🤖 AI Summary
This work proposes a unified framework for personalized large language model (LLM) agents to enhance their adaptability to individual user needs and behavioral continuity in long-term human–agent interactions. Centered on four core components—user modeling, memory, planning, and execution—the framework integrates techniques for representing, propagating, and leveraging user signals. Through a systematic literature review and architectural analysis, the study establishes the first capability-oriented taxonomy that elucidates cross-component coordination mechanisms and critical design trade-offs. By offering a structured pathway for understanding personalized agent behavior, this framework lays both a theoretical foundation and an evaluation benchmark for developing next-generation intelligent assistants that are better aligned with users and amenable to scalable deployment.
📝 Abstract
Large language models have enabled agents that reason, plan, and interact with tools and environments to accomplish complex tasks. As these agents operate over extended interaction horizons, their effectiveness increasingly depends on adapting behavior to individual users and maintaining continuity across time, giving rise to personalized LLM-powered agents. In such long-term, user-dependent settings, personalization permeates the entire decision pipeline rather than remaining confined to surface-level generation. This survey provides a capability-oriented review of personalized LLM-powered agents. We organize the literature around four interdependent components: profile modeling, memory, planning, and action execution. Using this taxonomy, we synthesize representative methods and analyze how user signals are represented, propagated, and utilized, highlighting cross-component interactions and recurring design trade-offs.
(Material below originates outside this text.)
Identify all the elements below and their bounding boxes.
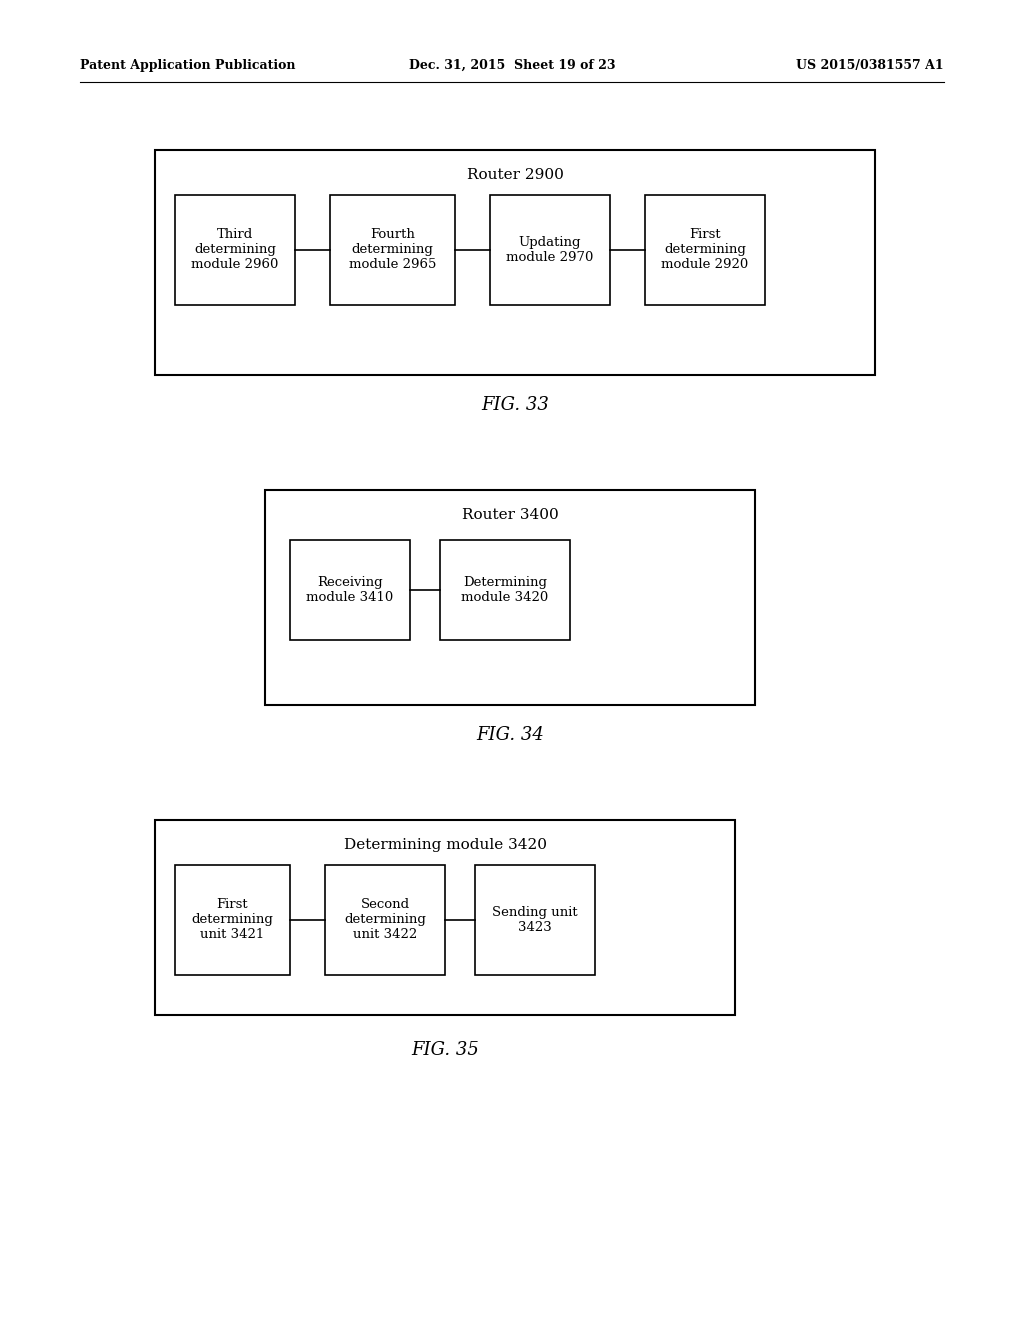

We further examine evaluation metrics and benchmarks tailored to personalized agents, summarize application scenarios spanning general assistance to specialized domains, and outline future directions for research and deployment. By offering a structured framework for understanding and designing personalized LLM-powered agents, this survey charts a roadmap toward more user-aligned, adaptive, robust, and deployable agentic systems, accelerating progress from prototype personalization to scalable real-world assistants.